For this specific question, the data is actually tidy! the values for, say, the Salinity or Phosphate column represent the salinity of a specific sample site in the ocean. If we want to ask questions about the relationship between those variables for each of those observations, then the data is tidy enough:

species %>% ggplot(aes(x=Phosphate, y=Salinity)) + geom_point()

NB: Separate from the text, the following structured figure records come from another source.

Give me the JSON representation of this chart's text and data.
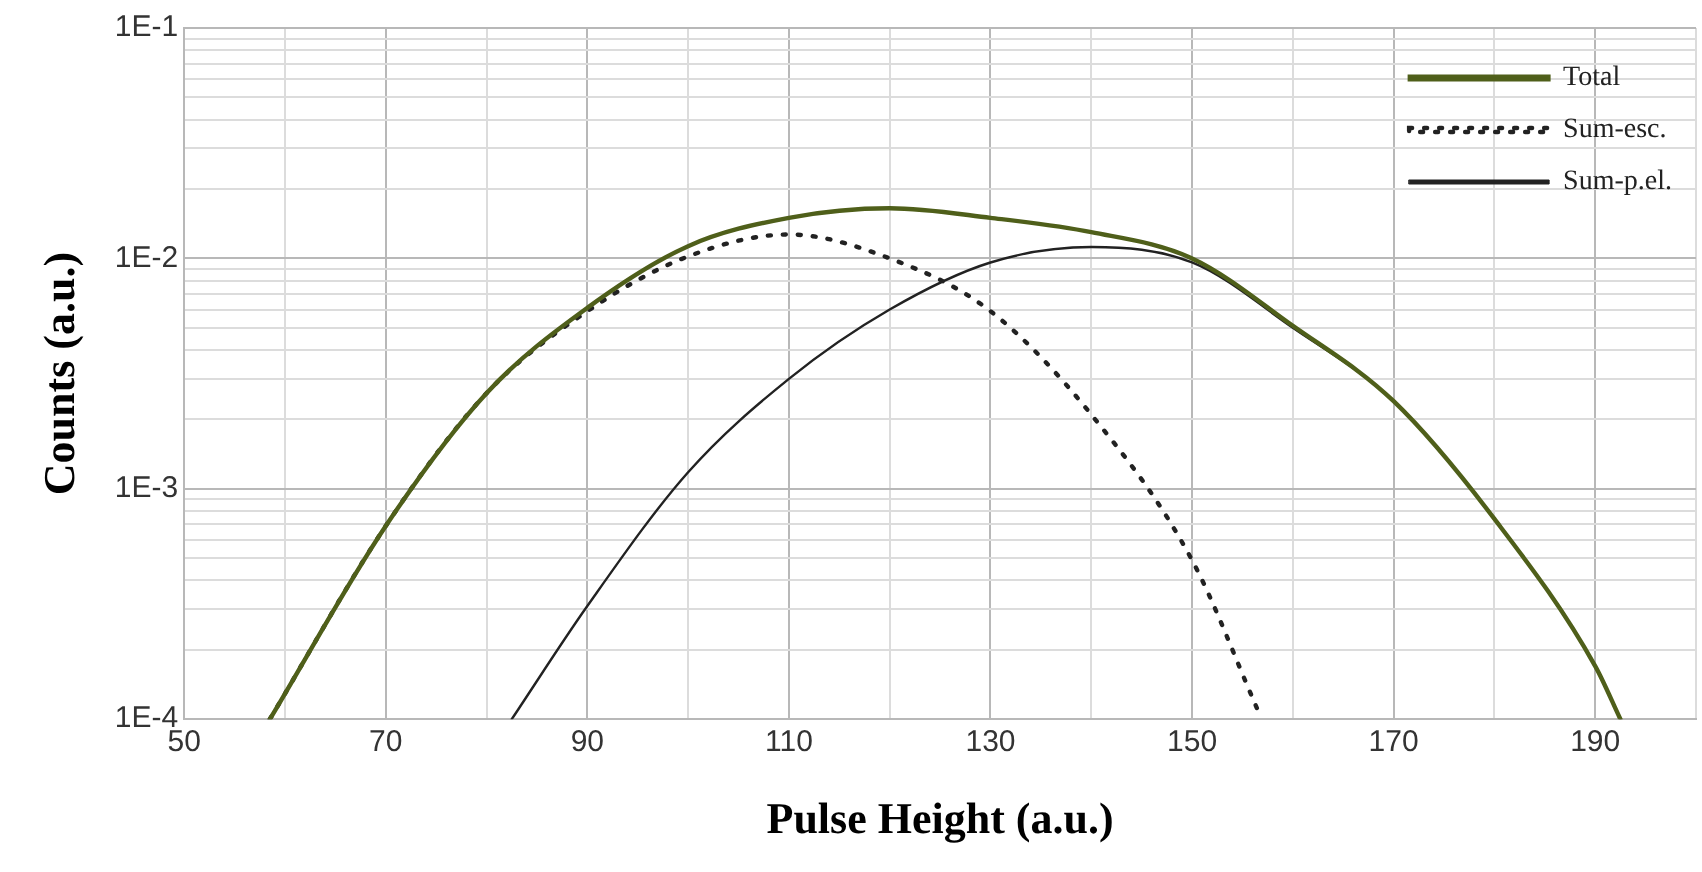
{
  "chart_data": {
    "type": "line",
    "xlabel": "Pulse Height (a.u.)",
    "ylabel": "Counts (a.u.)",
    "log": "y",
    "grid": true,
    "legend": "top right",
    "marker": "none",
    "xlim": [
      50,
      200
    ],
    "xticks": [
      50,
      {
        "value": 60,
        "label": null
      },
      70,
      {
        "value": 80,
        "label": null
      },
      90,
      {
        "value": 100,
        "label": null
      },
      110,
      {
        "value": 120,
        "label": null
      },
      130,
      {
        "value": 140,
        "label": null
      },
      150,
      {
        "value": 160,
        "label": null
      },
      170,
      {
        "value": 180,
        "label": null
      },
      190,
      {
        "value": 200,
        "label": null
      }
    ],
    "ylim": [
      0.0001,
      0.1
    ],
    "yticks": [
      {
        "value": 0.0001,
        "label": "1E-4"
      },
      {
        "value": 0.0002,
        "label": null
      },
      {
        "value": 0.0003,
        "label": null
      },
      {
        "value": 0.0004,
        "label": null
      },
      {
        "value": 0.0005,
        "label": null
      },
      {
        "value": 0.0006,
        "label": null
      },
      {
        "value": 0.0007,
        "label": null
      },
      {
        "value": 0.0008,
        "label": null
      },
      {
        "value": 0.0009,
        "label": null
      },
      {
        "value": 0.001,
        "label": "1E-3"
      },
      {
        "value": 0.002,
        "label": null
      },
      {
        "value": 0.003,
        "label": null
      },
      {
        "value": 0.004,
        "label": null
      },
      {
        "value": 0.005,
        "label": null
      },
      {
        "value": 0.006,
        "label": null
      },
      {
        "value": 0.007,
        "label": null
      },
      {
        "value": 0.008,
        "label": null
      },
      {
        "value": 0.009,
        "label": null
      },
      {
        "value": 0.01,
        "label": "1E-2"
      },
      {
        "value": 0.02,
        "label": null
      },
      {
        "value": 0.03,
        "label": null
      },
      {
        "value": 0.04,
        "label": null
      },
      {
        "value": 0.05,
        "label": null
      },
      {
        "value": 0.06,
        "label": null
      },
      {
        "value": 0.07,
        "label": null
      },
      {
        "value": 0.08,
        "label": null
      },
      {
        "value": 0.09,
        "label": null
      },
      {
        "value": 0.1,
        "label": "1E-1"
      }
    ],
    "series": [
      {
        "name": "Total",
        "color": "#4f5f1a",
        "line_style": "solid",
        "x": [
          58.5,
          70,
          80,
          90,
          100,
          110,
          120,
          130,
          140,
          150,
          160,
          170,
          180,
          190,
          192.5
        ],
        "values": [
          0.0001,
          0.00069,
          0.0026,
          0.0061,
          0.0113,
          0.015,
          0.0165,
          0.015,
          0.013,
          0.01,
          0.0051,
          0.0024,
          0.00074,
          0.00017,
          0.0001
        ]
      },
      {
        "name": "Sum-esc.",
        "color": "#222222",
        "line_style": "dotted",
        "x": [
          58.5,
          70,
          80,
          90,
          100,
          110,
          120,
          130,
          140,
          150,
          156.5
        ],
        "values": [
          0.0001,
          0.00069,
          0.0026,
          0.0059,
          0.0102,
          0.0127,
          0.01,
          0.0059,
          0.0021,
          0.00049,
          0.00011
        ]
      },
      {
        "name": "Sum-p.el.",
        "color": "#222222",
        "line_style": "solid",
        "x": [
          82.5,
          90,
          100,
          110,
          120,
          130,
          140,
          150,
          160,
          170,
          180,
          190,
          192.5
        ],
        "values": [
          0.0001,
          0.00031,
          0.00118,
          0.003,
          0.006,
          0.0096,
          0.0112,
          0.0096,
          0.005,
          0.0024,
          0.00074,
          0.00017,
          0.0001
        ]
      }
    ]
  }
}
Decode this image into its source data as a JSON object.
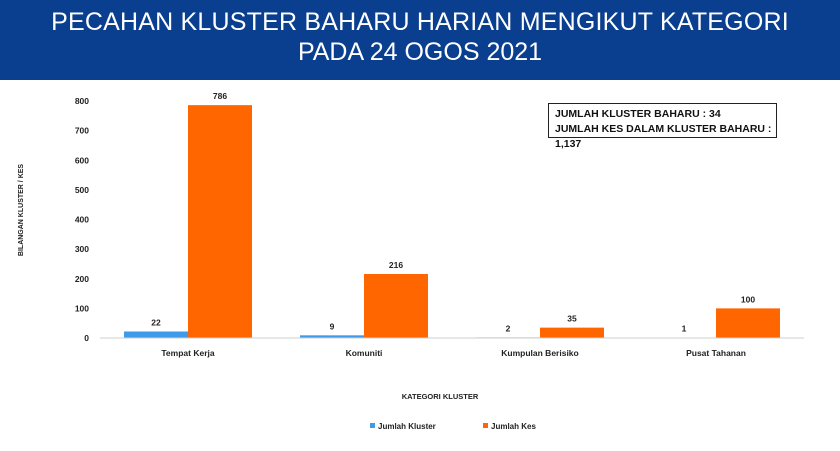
{
  "header": {
    "title_line1": "PECAHAN KLUSTER BAHARU HARIAN MENGIKUT KATEGORI",
    "title_line2": "PADA 24 OGOS 2021"
  },
  "infobox": {
    "line1": "JUMLAH KLUSTER BAHARU : 34",
    "line2": "JUMLAH KES DALAM KLUSTER  BAHARU : 1,137"
  },
  "colors": {
    "header_bg": "#0a3e8f",
    "kluster": "#3d9be9",
    "kes": "#ff6600"
  },
  "chart_data": {
    "type": "bar",
    "categories": [
      "Tempat Kerja",
      "Komuniti",
      "Kumpulan Berisiko",
      "Pusat Tahanan"
    ],
    "series": [
      {
        "name": "Jumlah Kluster",
        "values": [
          22,
          9,
          2,
          1
        ],
        "color": "#3d9be9"
      },
      {
        "name": "Jumlah Kes",
        "values": [
          786,
          216,
          35,
          100
        ],
        "color": "#ff6600"
      }
    ],
    "xlabel": "KATEGORI KLUSTER",
    "ylabel": "BILANGAN KLUSTER / KES",
    "ylim": [
      0,
      800
    ],
    "yticks": [
      0,
      100,
      200,
      300,
      400,
      500,
      600,
      700,
      800
    ],
    "grid": false,
    "legend": "bottom"
  }
}
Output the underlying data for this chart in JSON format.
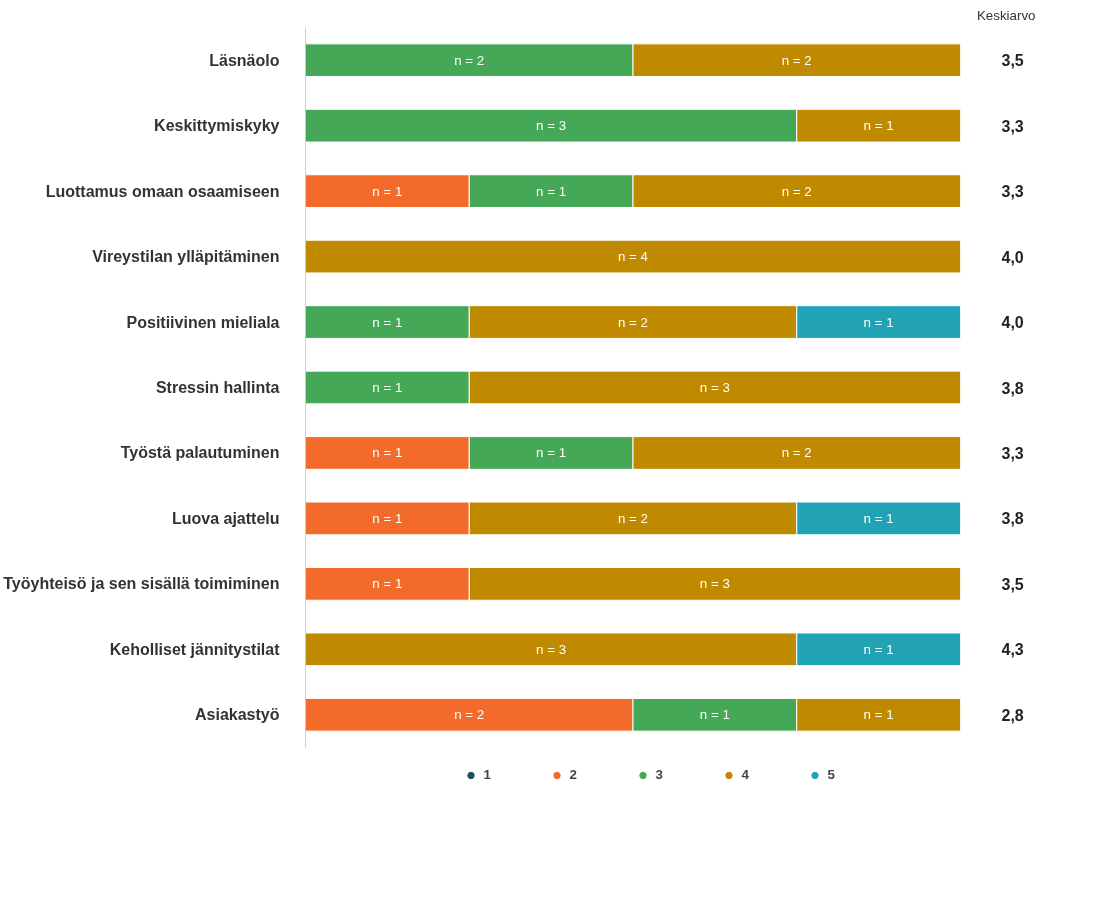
{
  "chart_data": {
    "type": "bar",
    "orientation": "horizontal",
    "stacked": true,
    "categories": [
      "Läsnäolo",
      "Keskittymiskyky",
      "Luottamus omaan osaamiseen",
      "Vireystilan ylläpitäminen",
      "Positiivinen mieliala",
      "Stressin hallinta",
      "Työstä palautuminen",
      "Luova ajattelu",
      "Työyhteisö ja sen sisällä toimiminen",
      "Keholliset jännitystilat",
      "Asiakastyö"
    ],
    "series": [
      {
        "name": "1",
        "color": "#1d4d5e",
        "values": [
          null,
          null,
          null,
          null,
          null,
          null,
          null,
          null,
          null,
          null,
          null
        ]
      },
      {
        "name": "2",
        "color": "#f26b2a",
        "values": [
          null,
          null,
          1,
          null,
          null,
          null,
          1,
          1,
          1,
          null,
          2
        ],
        "value_labels": [
          null,
          null,
          "n = 1",
          null,
          null,
          null,
          "n = 1",
          "n = 1",
          "n = 1",
          null,
          "n = 2"
        ]
      },
      {
        "name": "3",
        "color": "#45a857",
        "values": [
          2,
          3,
          1,
          null,
          1,
          1,
          1,
          null,
          null,
          null,
          1
        ],
        "value_labels": [
          "n = 2",
          "n = 3",
          "n = 1",
          null,
          "n = 1",
          "n = 1",
          "n = 1",
          null,
          null,
          null,
          "n = 1"
        ]
      },
      {
        "name": "4",
        "color": "#c08a00",
        "values": [
          2,
          1,
          2,
          4,
          2,
          3,
          2,
          2,
          3,
          3,
          1
        ],
        "value_labels": [
          "n = 2",
          "n = 1",
          "n = 2",
          "n = 4",
          "n = 2",
          "n = 3",
          "n = 2",
          "n = 2",
          "n = 3",
          "n = 3",
          "n = 1"
        ]
      },
      {
        "name": "5",
        "color": "#22a3b5",
        "values": [
          null,
          null,
          null,
          null,
          1,
          null,
          null,
          1,
          null,
          1,
          null
        ],
        "value_labels": [
          null,
          null,
          null,
          null,
          "n = 1",
          null,
          null,
          "n = 1",
          null,
          "n = 1",
          null
        ]
      }
    ],
    "xlim": [
      0,
      4
    ],
    "tick_labels": "y",
    "grid": false,
    "legend": "bottom",
    "marker": "circle",
    "annotations": [
      "Keskiarvo",
      "3,5",
      "3,3",
      "3,3",
      "4,0",
      "4,0",
      "3,8",
      "3,3",
      "3,8",
      "3,5",
      "4,3",
      "2,8"
    ]
  }
}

What’s the species distribution?

However, an enterprising student will notice: the species/genera prevalence columns are not tidy! Each Genus is denoted by the first letter in the species name. So, the values in the column called E. Huxleyi actually reflects the prevalence (in organisms per volume) of the organism E. Huxleyi. Further, that column name actually mixes the genera & species name together! So, asking questions about the relationship between species and genera, or the co-occurence of genera/species has to tidy this data a bit.

To split the data up again, we can use pivot_longer again in the same way we did before:

species_long = species %>% pivot_longer(`A. robusta`:`S. florida`, names_to=c("Genus", "Species"), names_sep='. ', values_to='prevalence')

But, note now that we’ve duplicated tons of measurements of the other rows! This automatically demonstrates why it’s sometimes not economical to input data in a tidy format… it often involves a lot of repetition! Now, though, we can look at the distributions of species/genera in our data, since each value of the prevalence column is a single observation of the prevalence of a single organism.

species_long %>%
  ggplot(aes(x=Genus, y=prevalence, color=Species)) + geom_boxplot() + 
  scale_y_continuous(trans='log10') + annotation_logticks(sides='l') + ylab("Prevalence (log10)")
## Warning: Transformation introduced infinite values in continuous y-axis
## Warning: Removed 664 rows containing non-finite values (stat_boxplot).